Europa kann sich nach Einschätzung von Nato-Generalsekretär Mark Rutte ohne Hilfe der Vereinigten Staaten nicht verteidigen. Der Kontinent müsste dafür seine aktuellen Militärausgaben mehr als verdoppeln, sagte Rutte vor EU-Abgeordneten in Brüssel.
„Wer hier glaubt, die Europäische Union oder Europa als Ganzes könne sich ohne die USA verteidigen – träumen Sie weiter“, erklärte der Nato-Chef. Europa und die Vereinigten Staaten seien aufeinander angewiesen.

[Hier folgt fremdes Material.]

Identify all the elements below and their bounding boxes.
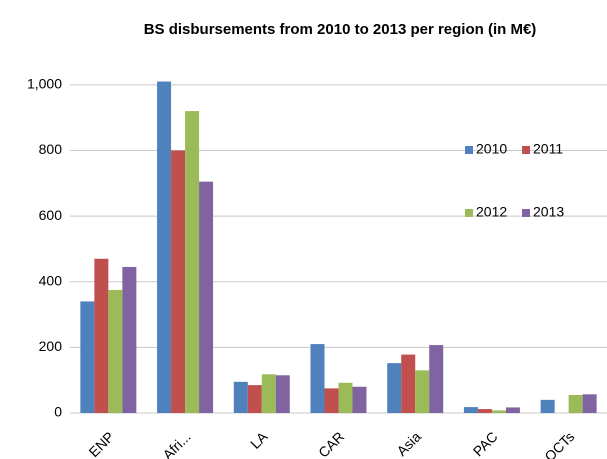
bar — [401, 354, 416, 413]
bar — [247, 385, 262, 413]
y-tick-label: 200 — [39, 338, 63, 354]
x-tick-label: Afri... — [159, 428, 193, 459]
x-tick-label: ENP — [85, 428, 117, 459]
y-tick-label: 600 — [39, 207, 63, 223]
bar — [199, 181, 214, 413]
bar — [171, 150, 186, 414]
bar — [108, 289, 123, 413]
legend-swatch — [522, 146, 530, 154]
bar — [94, 258, 109, 413]
legend-swatch — [522, 209, 530, 217]
bar — [352, 386, 367, 413]
x-tick-label: Asia — [393, 428, 424, 459]
y-tick-label: 400 — [39, 272, 63, 288]
bar — [261, 374, 276, 413]
y-tick-label: 0 — [54, 404, 62, 420]
bar — [185, 111, 200, 413]
bar — [338, 382, 353, 413]
x-tick-label: OCTs — [541, 428, 577, 459]
bar — [540, 399, 555, 413]
y-tick-label: 1,000 — [27, 76, 62, 92]
bar — [463, 407, 478, 413]
legend-label: 2011 — [533, 141, 563, 157]
chart-title: BS disbursements from 2010 to 2013 per r… — [144, 21, 537, 38]
bar — [477, 409, 492, 413]
bar — [324, 388, 339, 413]
x-tick-label: PAC — [470, 428, 501, 459]
bar — [310, 344, 325, 413]
legend-swatch — [465, 146, 473, 154]
bar — [568, 394, 583, 413]
legend-label: 2013 — [533, 204, 564, 220]
bar — [429, 345, 444, 413]
bar — [80, 301, 95, 413]
bar — [505, 407, 520, 413]
bar — [582, 394, 597, 413]
x-tick-label: CAR — [315, 428, 347, 459]
bar — [233, 381, 248, 413]
y-tick-label: 800 — [39, 141, 63, 157]
legend-label: 2012 — [476, 204, 507, 220]
legend-label: 2010 — [476, 141, 507, 157]
bar — [387, 363, 402, 413]
bar — [275, 375, 290, 413]
bar — [415, 370, 430, 413]
x-tick-label: LA — [247, 428, 271, 452]
bar — [491, 410, 506, 413]
bar — [122, 266, 137, 413]
legend-swatch — [465, 209, 473, 217]
bar — [157, 81, 172, 413]
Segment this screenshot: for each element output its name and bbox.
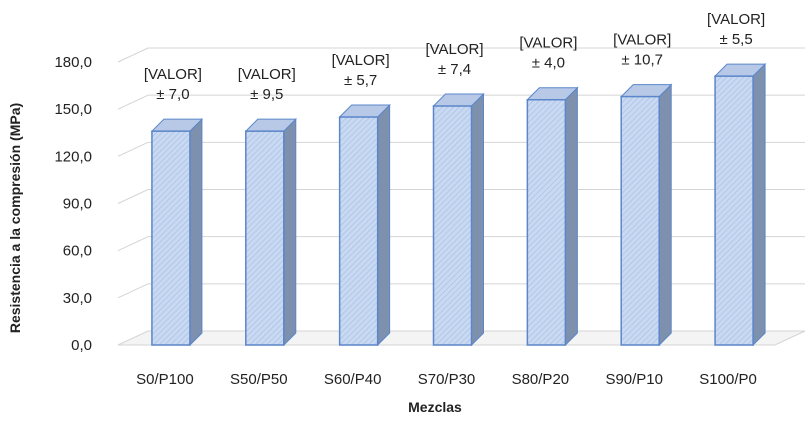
bar (432, 105, 473, 346)
bars: [VALOR]± 7,0[VALOR]± 9,5[VALOR]± 5,7[VAL… (144, 11, 767, 347)
gridline-diag (117, 47, 149, 63)
bar-side (283, 117, 297, 347)
data-label-error: ± 5,7 (344, 72, 377, 89)
y-tick-label: 150,0 (54, 101, 92, 118)
bar-side (752, 62, 766, 347)
bar-side (471, 92, 484, 347)
bar-group: [VALOR] ± 5,5 (707, 11, 767, 347)
data-label-value: [VALOR] (144, 66, 202, 83)
data-label-value: [VALOR] (332, 52, 390, 69)
x-tick-label: S90/P10 (605, 371, 663, 388)
gridline-diag (117, 141, 149, 157)
bar-side (189, 117, 203, 347)
gridline-diag (117, 94, 149, 110)
data-label-error: ± 10,7 (621, 52, 663, 69)
data-label-value: [VALOR] (238, 66, 296, 83)
gridline-diag (117, 236, 149, 252)
x-tick-label: S70/P30 (418, 371, 476, 388)
data-label-error: ± 7,0 (156, 86, 189, 103)
x-axis-ticks: S0/P100 S50/P50 S60/P40 S70/P30 S80/P20 S90/P… (136, 371, 757, 388)
x-tick-label: S0/P100 (136, 371, 194, 388)
gridline-diag (117, 189, 149, 204)
y-tick-label: 0,0 (71, 337, 92, 354)
x-tick-label: S100/P0 (699, 371, 757, 388)
bar-group: [VALOR] ± 10,7 (613, 32, 673, 347)
bar (338, 116, 379, 346)
y-tick-label: 60,0 (63, 243, 92, 260)
gridline-diag (117, 283, 149, 299)
y-axis-title: Resistencia a la compresión (MPa) (7, 103, 23, 333)
y-tick-label: 90,0 (63, 196, 92, 213)
bar (245, 130, 285, 346)
x-tick-label: S80/P20 (512, 371, 570, 388)
data-label-value: [VALOR] (425, 41, 483, 58)
data-label-value: [VALOR] (519, 35, 577, 52)
y-axis-ticks: 0,0 30,0 60,0 90,0 120,0 150,0 180,0 (54, 54, 92, 354)
bar-group: [VALOR] ± 7,0 (144, 66, 204, 347)
bar-group: [VALOR] ± 9,5 (238, 66, 297, 347)
x-axis-title: Mezclas (408, 399, 462, 415)
data-label-error: ± 4,0 (532, 55, 565, 72)
bar-group: [VALOR] ± 7,4 (425, 41, 485, 347)
data-label-value: [VALOR] (613, 32, 671, 49)
data-label-error: ± 5,5 (719, 31, 752, 48)
x-tick-label: S50/P50 (230, 371, 288, 388)
y-tick-label: 120,0 (54, 148, 92, 165)
bar-group: [VALOR] ± 5,7 (332, 52, 391, 347)
y-tick-label: 180,0 (54, 54, 92, 71)
bar-side (377, 103, 391, 347)
bar (714, 75, 754, 346)
x-tick-label: S60/P40 (324, 371, 382, 388)
bar (151, 130, 191, 346)
data-label-value: [VALOR] (707, 11, 765, 28)
bar-side (658, 83, 672, 347)
bar (526, 98, 567, 346)
bar (620, 95, 660, 346)
bar-group: [VALOR] ± 4,0 (519, 35, 579, 347)
data-label-error: ± 7,4 (438, 61, 471, 78)
data-label-error: ± 9,5 (250, 86, 283, 103)
y-tick-label: 30,0 (63, 290, 92, 307)
bar-side (564, 86, 578, 347)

Der Nato-Chef stand heute im Ausschuss für Sicherheit und Verteidigung des Europäischen Parlaments Rede und Antwort, saß neben dessen Vorsitzenden Marie-Agnes Strack-Zimmermann (67, FDP)
Foto: IMAGO/ZUMA Press Wire
Europa bräuchte ein 10-Prozent-Ziel
Ruttes bittere Wahrheit: Wenn Europa sich allein verteidigen wolle, reichten die Verteidigungsausgaben von derzeit angepeilten fünf Prozent der Wirtschaftsleistung (gemessen am Bruttoinlandsprodukt) nicht aus, sagte Rutte. Tatsächlich müssten es dann zehn Prozent sein. „Sie müssen Ihre eigene nukleare Kapazität aufbauen. Das kostet Milliarden und Abermilliarden von Euro.“
Frankreich hatte zuletzt eine stärkere strategische Autonomie Europas gefordert. Die Unterstützung für diese Haltung ist gewachsen, seit die US-Regierung unter Präsident Donald Trump im vergangenen Jahr warnte, ihre Sicherheitsprioritäten lägen woanders und die Europäer müssten sich selbst verteidigen.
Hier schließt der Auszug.